ANOATIMES.ID, WAKATOBI – Lembaga Adat Kasie Mandati (LAKM) Kesultanan Buton menolak penempatan Badan Otoritas Pariwisata (BOP) Wakatobi di atas tanah Kadie Mandati.

Penolakan tersebut dilakukan dengan memasang patok dengan bertuliskan kalimat penolakan terhadap penempatan BOP Wakatobi diatasi sara Kadie Mandati, Motika Fatu Posunsu.

Ketua Lembaga Adat Kadie Mandati, Aliuddin mengatakan lokasi yang pemerintah bakal berikan pada BOP merupakan hutan yang diamanahkan secara turun temurun untuk dijaga dan dilestarikan sebagai aset Adat Kadie Mandati.

“Kami diangkat sebagai perangkat adat itu bukan hanya sekedar nama, namun juga untuk mengamankan aset adat dan budaya dan yang kami pertahankan adalah amanah dari leluhur kami,” kata, Aliuddin, Rabu, (9/1).

Aliuddin juga mengkritik pemerintah yang mana dalam pemberian lokasi untuk BOP, yang ditunjuk di atas tanah Kadie Mandati yakni hutan yang disebut ‘Motika Fatu Posunsu, tidak pernah melakukan koordinasi dengan lembaga adat.
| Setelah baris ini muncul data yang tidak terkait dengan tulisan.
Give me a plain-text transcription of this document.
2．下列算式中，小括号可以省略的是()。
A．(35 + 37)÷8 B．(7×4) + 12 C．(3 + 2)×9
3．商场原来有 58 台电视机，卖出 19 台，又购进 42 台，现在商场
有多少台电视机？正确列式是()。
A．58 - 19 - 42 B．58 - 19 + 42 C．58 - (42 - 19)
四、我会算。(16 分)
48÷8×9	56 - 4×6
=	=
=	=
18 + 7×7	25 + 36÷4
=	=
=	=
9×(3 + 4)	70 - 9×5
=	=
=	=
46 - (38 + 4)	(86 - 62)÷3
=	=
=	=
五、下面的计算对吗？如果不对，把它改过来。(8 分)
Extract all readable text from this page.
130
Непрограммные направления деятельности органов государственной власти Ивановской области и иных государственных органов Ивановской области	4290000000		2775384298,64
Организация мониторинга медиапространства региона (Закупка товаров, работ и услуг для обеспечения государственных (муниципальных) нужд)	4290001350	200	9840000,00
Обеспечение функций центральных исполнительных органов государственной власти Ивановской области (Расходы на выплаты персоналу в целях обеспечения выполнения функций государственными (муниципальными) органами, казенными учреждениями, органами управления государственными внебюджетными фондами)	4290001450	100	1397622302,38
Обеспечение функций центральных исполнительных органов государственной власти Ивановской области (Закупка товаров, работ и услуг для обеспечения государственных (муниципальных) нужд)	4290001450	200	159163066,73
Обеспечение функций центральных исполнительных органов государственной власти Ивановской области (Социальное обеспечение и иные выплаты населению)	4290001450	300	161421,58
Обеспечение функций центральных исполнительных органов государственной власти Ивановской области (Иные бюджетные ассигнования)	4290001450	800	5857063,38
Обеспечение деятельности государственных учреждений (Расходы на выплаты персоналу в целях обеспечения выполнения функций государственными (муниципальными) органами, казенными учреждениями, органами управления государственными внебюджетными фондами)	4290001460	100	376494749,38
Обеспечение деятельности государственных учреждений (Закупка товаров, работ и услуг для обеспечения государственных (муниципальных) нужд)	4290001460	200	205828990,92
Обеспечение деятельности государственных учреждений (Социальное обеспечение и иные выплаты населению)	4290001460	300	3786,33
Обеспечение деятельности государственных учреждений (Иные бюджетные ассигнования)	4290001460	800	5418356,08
Sebelumnya pada tahun 2015 lalu, pernah dilakukan survei juga oleh Watimpres namun lagi-lagi, kata Aliuddin juga tidak ada kordinasi sama sekali dengan lembaga adat maupun sara (perangkat adat).

“Sebenarnya memang disini, tidak ada pengecualian memang tidak bisa, karena pesan nenek moyang kami itu tegas, dan sebenarnya disini punya nilai mistis yang masih kental sejak dulu,” tutur Aliuddin.

Rencananya perangkat adat maupun sara Kadie Mandati berencana meminta Hearing dengan pemerintah daerah untuk meminta penjelasan terkait dengan penetapan lokasi BOP secara sepihak.

Meski demikian, perangkat adat dan sara menyampaikan, tidak menolak masuknya pembangunan di Kabupaten Wakatobi namun alangkah baiknya jika pembangunan itu tidak merusak tatanan Budaya maupun aset Adat yang telah ada.